The film is lead by the triple directing, writing, and starring effort of Roberto Benigni, who acts as the super-likable protector of innocence for the whole narrative. That is what this movie is about: The protection and preservation of innocence. For the most part, the movie does a good job portraying its optimistic theme effectively through its sympathetic cast of Benigni, Nicoletta Braschi (Benigni’s actual wife), and Giorgio Cantarini. Benigni is charming and makes for a great protagonist. The way he woos his wife, mocks the Italian Fascist Party, and how he safeguards his young son from the horrors of the Holocaust are both funny and emotionally powerful. Through Benigni, the movie manages to be lighthearted and deadly serious at the same time. Although about the same subject, Life is Beautiful is a totally different film than, say, Schindler’s List (1993).
Ironically, the best shot in the whole movie is when the story is at its darkest. The haunting visual of Benigni carrying his son through a concentration camp near the end of the war, walking cautiously through waves of fog only to come across a mountain of corpses, and then slowly backing away before his son can view the horror, is such a poignantly beautiful moment that summarizes the movie’s theme.
The movie does have a few significant faults, though. As playful as much of the films is, some of the slapstick performed by Benigni grows repetitive. Life is Beautiful has one style of humor, and it does it well, but this one-trick pony can only entertain for so long. Additionally, the first act establishes the principal family’s backstory, sets up Benigni’s character, and foreshadows the fascist horrors to come, but it lasts far too long. This long-winded opening act slows the story to a crawl before any threat or conflict arises. There’s too much comedic filler, in other words. The movie runs 116 minutes and has enough content for about two thirds of that length.
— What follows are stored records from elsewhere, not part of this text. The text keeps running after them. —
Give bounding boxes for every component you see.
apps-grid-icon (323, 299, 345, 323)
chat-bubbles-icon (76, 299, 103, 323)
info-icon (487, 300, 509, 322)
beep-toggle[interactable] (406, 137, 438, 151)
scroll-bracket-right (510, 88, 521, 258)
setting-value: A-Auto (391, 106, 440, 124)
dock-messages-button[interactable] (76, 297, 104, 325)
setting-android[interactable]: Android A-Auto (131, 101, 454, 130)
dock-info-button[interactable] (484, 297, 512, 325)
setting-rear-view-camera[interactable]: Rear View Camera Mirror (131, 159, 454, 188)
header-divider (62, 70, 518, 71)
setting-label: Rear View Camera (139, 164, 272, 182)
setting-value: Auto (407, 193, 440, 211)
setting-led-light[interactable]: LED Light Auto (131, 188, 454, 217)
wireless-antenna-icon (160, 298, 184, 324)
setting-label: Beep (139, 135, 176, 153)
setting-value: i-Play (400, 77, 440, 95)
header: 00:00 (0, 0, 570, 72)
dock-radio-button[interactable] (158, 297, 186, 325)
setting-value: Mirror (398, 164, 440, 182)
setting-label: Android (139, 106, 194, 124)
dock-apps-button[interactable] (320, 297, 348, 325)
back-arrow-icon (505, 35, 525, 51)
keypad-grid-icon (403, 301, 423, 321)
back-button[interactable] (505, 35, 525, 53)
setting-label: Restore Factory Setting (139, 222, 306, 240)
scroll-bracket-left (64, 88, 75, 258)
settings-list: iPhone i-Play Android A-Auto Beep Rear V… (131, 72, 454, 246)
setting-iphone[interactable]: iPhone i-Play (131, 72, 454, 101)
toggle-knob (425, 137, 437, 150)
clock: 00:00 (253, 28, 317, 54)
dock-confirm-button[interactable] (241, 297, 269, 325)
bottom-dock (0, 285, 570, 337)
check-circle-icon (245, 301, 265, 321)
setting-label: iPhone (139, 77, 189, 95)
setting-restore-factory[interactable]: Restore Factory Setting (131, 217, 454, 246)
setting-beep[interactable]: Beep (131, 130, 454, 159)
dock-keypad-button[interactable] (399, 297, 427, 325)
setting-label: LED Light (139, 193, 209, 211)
Despite some editing and repetition issues, however, Life is Beautiful is an upbeat success that tells a serious story while not taking itself too seriously. It’s an oddball approach to an infamous period in history that has spawned countless fictional narratives, and it manages to stand on its own. Benigni hasn’t crafted a sublime work, but he knows his strengths well enough to craft a story that is truly his own.
SUMMARY & RECOMMENDATION: Benigni’s charm and likability are what carry this film. He is a relatable everyman who works toward an honorable goal, and it is no chore to root for him whatever the situation.
— However… some of Benigni’s humor gets repetitive. The first act needs plenty of editing.
? If I was grading this movie on adorable child actors, Giorgio Cantarini would get an “A +.”